William Hart (Junior)’s son, William Ewart Hart, “Bill Hart” was a pioneer Australian aviator and possibly spent time at Castrella. William Hart Junior was known to be a philanthropist and supported his son and the Australian aviation industry financially.

The same trees/timbers may have been used in Castrella as the first cross-country plane flight in NSW (1911). It was believed at the time that it was the first cross-country flight in Australia, however Joseph Hammond flew cross-country in Victoria earlier in 4 February of the same year. The Penrith to Parramatta flight William Ewart Hart (“Bill Hart”) on the 4 November 1911 was to meet his father, the builder of Castrella, for breakfast. The plane was reconstructed using the Australian timbers at the family’s expense after windy, stormy weather destroyed the tent and the plane housed in it in September 1911. Bill Hart is also responsible for the first official plane crash in Australia in 1912 at the train line between Mount Druitt and Rooty Hill due to inclement weather and slightly clipping the railway signal. The plane was repaired (again using the family timbers), and went on to race.

From March 1911, when Castrella was sold to Martin Rowland Shannon, a barrister, it appears that Castrella was used as their residence for some time. Martin Rowland Shannon and his son Rowland Maurice Shannon listed “Castrella” as their address in 1916. Rowland Maurice Shannon was a draftsman and was enlisted in the army “9th Field Company Engineers” in 1916.
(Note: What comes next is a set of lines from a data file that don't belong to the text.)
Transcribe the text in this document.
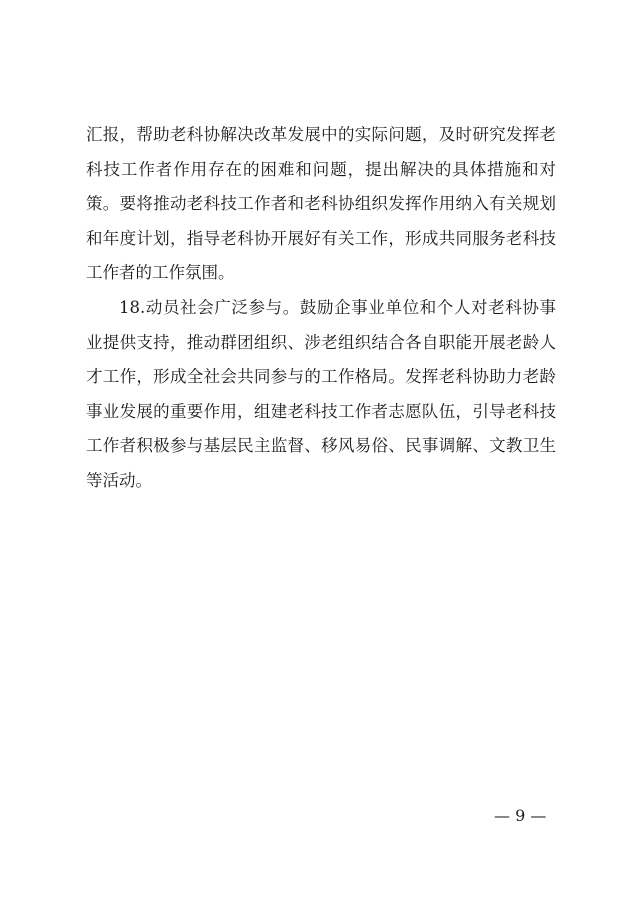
汇报，帮助老科协解决改革发展中的实际问题，及时研究发挥老
科技工作者作用存在的困难和问题，提出解决的具体措施和对
策。要将推动老科技工作者和老科协组织发挥作用纳入有关规划
和年度计划，指导老科协开展好有关工作，形成共同服务老科技
工作者的工作氛围。
18.动员社会广泛参与。鼓励企事业单位和个人对老科协事
业提供支持，推动群团组织、涉老组织结合各自职能开展老龄人
才工作，形成全社会共同参与的工作格局。发挥老科协助力老龄
事业发展的重要作用，组建老科技工作者志愿队伍，引导老科技
工作者积极参与基层民主监督、移风易俗、民事调解、文教卫生
等活动。
— 9 —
There are two historic houses on Wentworth Avenue, the properties of both previously belonging to the Wentworth family as part of the Darcyville estate. The other house’s actual address is on Fryer Avenue. This historic house next to Castrella is “Tralee Gardens Preschool Centre”. There may have been a connection between the two houses in later times with Castrella operating as a guesthouse while the family that lived in Tralee managed the operations and undertakings at Castrella. Castrella may have been a guesthouse or boardinghouse (post 1924).

Castrella was locally known in later years as “the White House”, was painted a historic colour in c.2022 in consultation with heritage specialists. The goal was to make the heritage home stand out from its surroundings and that this colour is an heritage colour, according to conservation management plans.

==Architecture==
The building is considered by heritage specialists to be a “rare example of a late Victorian Italianate villa”.

Castrella is a late Victorian house made and is double-storey. This house has rendered masonry and a bay window projecting at the front gable.

Castrella is described on the NSW heritage listing as having “a gabled roof clad with slate, terracotta ridge capping and decorated bargeboards. The verandah and balcony at the front of the building have cast iron fluted posts and lace balustrade, frieze/valance and brackets. The building's facade with ashlar markings has a faceted bay in gable, topped by a louvred round ventilator below the gable fascia. The two tall rendered brick chimneys have stepped decorations. The verandah floor is concrete on ground floor, and timber on the first floor. The windows have rendered brick sills with bracket decoration and rectangular niches below. The front door has transom light and half glazed sidelights with dentils below.”

== Materials ==
The bricks are solid and stamped. This style of bricks is often described as the “convict” style. Bricks of this period in early Australian colonialism were solid and often contained a stamp to assist the mortar stick or bind more effectively and provide suction. Shapes used included hearts, diamonds, spades and the name of the brick manufacturer. Castrella bricks are thought to have a heart based key shape.

The outside cistern and the house are made of bricks. The way the bricks were laid for the outside cistern is in a concave pattern.

Some of the walls were also laid in a concave manner. This concave brick laying technique assisted the building to have the strength to last the test of time. Castrella has rendering which overlays the bricks (the heritage name for rendering is “plaster”).

Original timbers in the floor and the staircase were likely to have been locally sourced and milled via the Hart & Sons family business of local Australian quality timber.